扁平苔藓(LP)和慢性移植物抗宿主病(cGVHD)的苔藓样变体可呈现相似的临床和组织学表现。尽管区分困难,但在预后和治疗方面都很重要。这两种疾病的机制和效应细胞表型也有所不同。LP的苔藓样浸润主要是T淋巴细胞辅助/诱导细胞表型,而抑制/细胞毒性亚群似乎在cGVHD中起主要作用。本研究的目的是确定苔藓样浸润的免疫表型特征是否有助于区分这两种疾病。
从2例有苔藓样丘疹且有移植史的患者身上获取活检组织。光学显微镜检查显示两例均有苔藓样炎症,其特征为真皮-表皮交界处有条带状淋巴细胞-组织细胞浸润。使用一组单克隆抗体,包括抗CD1a、CD3、CD4、CD8、CD16、CD20、CD28和CD68,对新鲜组织进行免疫化学检测。结果采用计算机辅助图像分析进行定量。
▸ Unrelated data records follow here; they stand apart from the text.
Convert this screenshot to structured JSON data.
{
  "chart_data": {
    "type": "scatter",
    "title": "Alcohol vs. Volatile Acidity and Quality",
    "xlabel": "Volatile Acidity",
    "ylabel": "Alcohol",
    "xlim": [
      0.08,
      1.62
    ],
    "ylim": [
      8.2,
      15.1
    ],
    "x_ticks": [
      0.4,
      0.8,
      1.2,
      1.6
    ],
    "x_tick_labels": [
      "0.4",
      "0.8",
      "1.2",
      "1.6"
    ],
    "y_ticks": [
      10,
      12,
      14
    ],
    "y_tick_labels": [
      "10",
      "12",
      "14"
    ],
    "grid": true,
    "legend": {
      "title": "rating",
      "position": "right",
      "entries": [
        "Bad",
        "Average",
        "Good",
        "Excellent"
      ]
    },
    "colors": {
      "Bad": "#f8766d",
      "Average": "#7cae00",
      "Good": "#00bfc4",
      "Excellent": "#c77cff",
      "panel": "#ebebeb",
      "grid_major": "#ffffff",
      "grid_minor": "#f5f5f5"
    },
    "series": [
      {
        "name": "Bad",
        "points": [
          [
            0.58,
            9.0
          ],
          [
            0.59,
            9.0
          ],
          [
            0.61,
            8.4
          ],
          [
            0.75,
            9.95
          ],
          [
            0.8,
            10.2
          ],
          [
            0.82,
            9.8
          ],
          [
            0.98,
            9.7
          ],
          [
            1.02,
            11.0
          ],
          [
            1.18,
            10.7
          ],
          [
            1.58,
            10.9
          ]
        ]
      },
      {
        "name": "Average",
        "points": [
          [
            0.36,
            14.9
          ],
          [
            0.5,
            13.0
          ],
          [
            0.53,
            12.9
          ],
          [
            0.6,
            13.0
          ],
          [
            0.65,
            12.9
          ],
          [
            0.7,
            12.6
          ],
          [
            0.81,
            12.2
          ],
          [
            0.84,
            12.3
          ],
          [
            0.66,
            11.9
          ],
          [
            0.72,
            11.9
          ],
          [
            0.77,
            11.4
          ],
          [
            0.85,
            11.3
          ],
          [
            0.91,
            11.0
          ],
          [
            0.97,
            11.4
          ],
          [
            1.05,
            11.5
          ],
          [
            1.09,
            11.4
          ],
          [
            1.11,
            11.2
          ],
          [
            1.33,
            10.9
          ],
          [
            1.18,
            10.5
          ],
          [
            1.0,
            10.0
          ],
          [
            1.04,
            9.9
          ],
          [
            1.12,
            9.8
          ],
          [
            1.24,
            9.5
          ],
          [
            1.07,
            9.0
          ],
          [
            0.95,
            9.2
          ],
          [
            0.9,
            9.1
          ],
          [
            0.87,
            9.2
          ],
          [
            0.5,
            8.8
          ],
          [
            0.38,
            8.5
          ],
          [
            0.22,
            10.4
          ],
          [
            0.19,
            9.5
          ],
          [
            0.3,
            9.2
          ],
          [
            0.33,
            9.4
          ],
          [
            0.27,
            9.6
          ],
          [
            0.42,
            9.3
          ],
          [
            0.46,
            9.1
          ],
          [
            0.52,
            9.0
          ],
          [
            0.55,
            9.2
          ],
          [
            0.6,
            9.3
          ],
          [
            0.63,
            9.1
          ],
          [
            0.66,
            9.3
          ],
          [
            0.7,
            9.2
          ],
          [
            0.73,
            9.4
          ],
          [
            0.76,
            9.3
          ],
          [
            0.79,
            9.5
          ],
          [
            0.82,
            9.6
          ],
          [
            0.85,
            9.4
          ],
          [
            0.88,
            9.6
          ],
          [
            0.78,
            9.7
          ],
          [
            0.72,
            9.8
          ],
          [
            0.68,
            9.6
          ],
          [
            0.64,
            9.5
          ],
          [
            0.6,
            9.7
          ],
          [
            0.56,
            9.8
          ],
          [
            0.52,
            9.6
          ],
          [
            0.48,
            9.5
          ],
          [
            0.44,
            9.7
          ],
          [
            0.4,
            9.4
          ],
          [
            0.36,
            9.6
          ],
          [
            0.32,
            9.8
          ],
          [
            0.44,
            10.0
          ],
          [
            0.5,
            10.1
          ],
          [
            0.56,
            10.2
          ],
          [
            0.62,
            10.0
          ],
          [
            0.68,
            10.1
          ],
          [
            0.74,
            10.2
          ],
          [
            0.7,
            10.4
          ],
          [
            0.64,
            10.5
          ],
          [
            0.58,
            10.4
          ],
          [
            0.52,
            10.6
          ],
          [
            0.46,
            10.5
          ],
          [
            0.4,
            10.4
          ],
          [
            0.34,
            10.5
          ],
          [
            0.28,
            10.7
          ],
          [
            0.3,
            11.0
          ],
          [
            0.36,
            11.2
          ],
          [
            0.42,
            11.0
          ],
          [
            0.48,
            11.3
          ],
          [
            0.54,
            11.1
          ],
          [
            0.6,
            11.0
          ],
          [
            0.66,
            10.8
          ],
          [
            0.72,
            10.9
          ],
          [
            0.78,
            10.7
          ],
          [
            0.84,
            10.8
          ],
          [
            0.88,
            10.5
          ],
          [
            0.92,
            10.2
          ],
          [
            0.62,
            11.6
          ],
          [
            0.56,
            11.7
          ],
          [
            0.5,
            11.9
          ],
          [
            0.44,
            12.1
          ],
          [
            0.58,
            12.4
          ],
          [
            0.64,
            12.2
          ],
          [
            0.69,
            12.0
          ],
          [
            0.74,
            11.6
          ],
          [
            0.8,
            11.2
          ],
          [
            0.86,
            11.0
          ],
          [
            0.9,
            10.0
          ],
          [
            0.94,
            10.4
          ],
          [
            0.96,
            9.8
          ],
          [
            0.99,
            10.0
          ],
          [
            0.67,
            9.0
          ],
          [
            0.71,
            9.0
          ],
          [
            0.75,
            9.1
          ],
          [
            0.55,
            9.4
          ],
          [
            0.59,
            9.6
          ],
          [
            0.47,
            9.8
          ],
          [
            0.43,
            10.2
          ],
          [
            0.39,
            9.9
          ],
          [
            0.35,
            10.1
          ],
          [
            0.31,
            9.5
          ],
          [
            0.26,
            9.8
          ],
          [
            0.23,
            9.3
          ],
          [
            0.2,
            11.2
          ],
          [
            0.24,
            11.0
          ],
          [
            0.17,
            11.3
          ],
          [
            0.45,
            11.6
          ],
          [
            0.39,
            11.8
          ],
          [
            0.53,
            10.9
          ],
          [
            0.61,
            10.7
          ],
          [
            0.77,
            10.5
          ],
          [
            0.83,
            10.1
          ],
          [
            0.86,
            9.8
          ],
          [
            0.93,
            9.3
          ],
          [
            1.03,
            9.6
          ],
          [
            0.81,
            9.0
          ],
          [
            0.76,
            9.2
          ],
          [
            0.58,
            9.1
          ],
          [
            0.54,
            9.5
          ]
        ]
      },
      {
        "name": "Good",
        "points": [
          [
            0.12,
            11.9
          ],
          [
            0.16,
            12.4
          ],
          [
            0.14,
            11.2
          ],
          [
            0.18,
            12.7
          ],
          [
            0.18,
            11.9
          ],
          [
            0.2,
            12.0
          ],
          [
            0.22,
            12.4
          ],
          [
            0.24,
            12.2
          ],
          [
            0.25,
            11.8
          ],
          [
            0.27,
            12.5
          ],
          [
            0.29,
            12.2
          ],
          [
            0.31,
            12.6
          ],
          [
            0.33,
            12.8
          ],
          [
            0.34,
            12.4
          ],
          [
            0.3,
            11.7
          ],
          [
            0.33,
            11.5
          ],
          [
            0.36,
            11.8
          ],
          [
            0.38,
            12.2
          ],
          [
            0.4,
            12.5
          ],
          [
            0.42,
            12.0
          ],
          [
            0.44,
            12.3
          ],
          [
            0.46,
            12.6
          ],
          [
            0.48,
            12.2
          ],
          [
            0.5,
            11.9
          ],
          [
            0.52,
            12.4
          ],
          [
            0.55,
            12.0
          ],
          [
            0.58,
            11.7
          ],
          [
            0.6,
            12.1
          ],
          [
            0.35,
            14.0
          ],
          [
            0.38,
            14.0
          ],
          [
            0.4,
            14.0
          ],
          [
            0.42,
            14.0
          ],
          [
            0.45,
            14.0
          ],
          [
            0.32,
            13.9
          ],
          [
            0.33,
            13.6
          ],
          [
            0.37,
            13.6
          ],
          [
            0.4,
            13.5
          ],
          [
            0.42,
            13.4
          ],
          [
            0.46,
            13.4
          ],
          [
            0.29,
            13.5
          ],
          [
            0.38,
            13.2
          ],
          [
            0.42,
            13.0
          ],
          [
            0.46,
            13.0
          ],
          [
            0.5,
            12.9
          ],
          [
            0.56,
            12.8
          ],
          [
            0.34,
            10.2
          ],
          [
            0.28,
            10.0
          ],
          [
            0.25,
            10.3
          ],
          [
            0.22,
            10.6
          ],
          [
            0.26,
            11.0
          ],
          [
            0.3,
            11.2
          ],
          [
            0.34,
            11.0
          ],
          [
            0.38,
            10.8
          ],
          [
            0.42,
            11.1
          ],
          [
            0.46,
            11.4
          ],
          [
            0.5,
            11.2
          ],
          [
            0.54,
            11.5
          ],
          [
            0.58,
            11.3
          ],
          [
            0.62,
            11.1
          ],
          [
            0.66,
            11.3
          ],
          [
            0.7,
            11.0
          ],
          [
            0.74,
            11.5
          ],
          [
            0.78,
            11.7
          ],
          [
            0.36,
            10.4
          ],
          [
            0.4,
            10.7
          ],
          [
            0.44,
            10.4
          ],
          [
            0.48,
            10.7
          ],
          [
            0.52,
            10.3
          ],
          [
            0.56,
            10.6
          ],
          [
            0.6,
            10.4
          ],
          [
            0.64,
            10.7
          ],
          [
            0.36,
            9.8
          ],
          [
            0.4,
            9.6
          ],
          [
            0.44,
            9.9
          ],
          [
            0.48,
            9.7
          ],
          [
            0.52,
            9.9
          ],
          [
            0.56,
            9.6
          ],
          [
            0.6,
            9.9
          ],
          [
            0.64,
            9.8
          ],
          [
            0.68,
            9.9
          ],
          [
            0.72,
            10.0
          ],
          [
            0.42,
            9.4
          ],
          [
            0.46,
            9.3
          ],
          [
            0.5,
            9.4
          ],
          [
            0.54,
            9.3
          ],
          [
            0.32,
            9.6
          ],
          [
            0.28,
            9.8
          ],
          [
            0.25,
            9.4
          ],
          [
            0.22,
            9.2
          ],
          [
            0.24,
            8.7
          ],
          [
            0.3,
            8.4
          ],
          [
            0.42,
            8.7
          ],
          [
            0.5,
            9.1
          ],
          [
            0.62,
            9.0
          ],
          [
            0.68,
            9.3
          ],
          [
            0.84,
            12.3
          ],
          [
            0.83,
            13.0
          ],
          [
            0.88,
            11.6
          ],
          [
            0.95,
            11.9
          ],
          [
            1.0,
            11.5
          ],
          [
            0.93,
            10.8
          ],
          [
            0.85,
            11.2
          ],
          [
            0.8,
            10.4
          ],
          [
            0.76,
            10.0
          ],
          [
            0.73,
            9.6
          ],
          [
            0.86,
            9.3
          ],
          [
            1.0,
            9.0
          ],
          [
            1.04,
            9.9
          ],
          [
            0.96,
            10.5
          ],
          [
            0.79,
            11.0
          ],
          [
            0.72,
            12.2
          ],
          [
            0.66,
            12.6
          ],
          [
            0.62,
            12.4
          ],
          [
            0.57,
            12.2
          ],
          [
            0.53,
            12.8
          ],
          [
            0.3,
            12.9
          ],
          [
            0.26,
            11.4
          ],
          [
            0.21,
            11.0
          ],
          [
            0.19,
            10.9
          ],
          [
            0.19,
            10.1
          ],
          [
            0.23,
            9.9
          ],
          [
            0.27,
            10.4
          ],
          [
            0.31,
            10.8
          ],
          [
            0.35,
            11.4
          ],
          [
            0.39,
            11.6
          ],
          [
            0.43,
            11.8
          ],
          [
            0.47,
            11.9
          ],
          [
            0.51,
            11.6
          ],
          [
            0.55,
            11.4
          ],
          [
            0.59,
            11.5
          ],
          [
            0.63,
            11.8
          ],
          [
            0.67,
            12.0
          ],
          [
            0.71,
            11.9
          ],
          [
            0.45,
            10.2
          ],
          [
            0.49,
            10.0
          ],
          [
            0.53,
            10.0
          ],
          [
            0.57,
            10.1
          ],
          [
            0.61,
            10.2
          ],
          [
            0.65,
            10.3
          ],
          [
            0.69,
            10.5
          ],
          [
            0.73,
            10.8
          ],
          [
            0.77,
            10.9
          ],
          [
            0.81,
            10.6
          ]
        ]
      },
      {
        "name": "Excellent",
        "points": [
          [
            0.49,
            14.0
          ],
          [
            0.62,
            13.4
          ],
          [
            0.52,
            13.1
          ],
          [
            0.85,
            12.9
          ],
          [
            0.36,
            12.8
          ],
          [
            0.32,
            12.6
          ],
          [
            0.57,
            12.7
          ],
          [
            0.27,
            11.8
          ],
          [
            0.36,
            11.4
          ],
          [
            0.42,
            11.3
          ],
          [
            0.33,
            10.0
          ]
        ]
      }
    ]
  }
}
我们发现,两例中大多数细胞均被泛T细胞标志物CD3+染色。其中一例主要为CD4+T细胞,且CD1a阳性朗格汉斯细胞数量增加,而淋巴因子自然杀伤细胞活性(LAK)标志物抗CD16和抗CD28大多无反应。相反,第二例主要为CD8+淋巴细胞,CD1a阳性朗格汉斯细胞极少,且LAK细胞抗CD16和抗CD28反应性丰富。
基于这些发现,前者被归类为扁平苔藓,后者被归类为苔藓样cGVHD。诊断通过临床病史和随访信息得到证实。我们得出结论,浸润的免疫表型特征可作为区分苔藓样cGVHD和扁平苔藓的有用工具。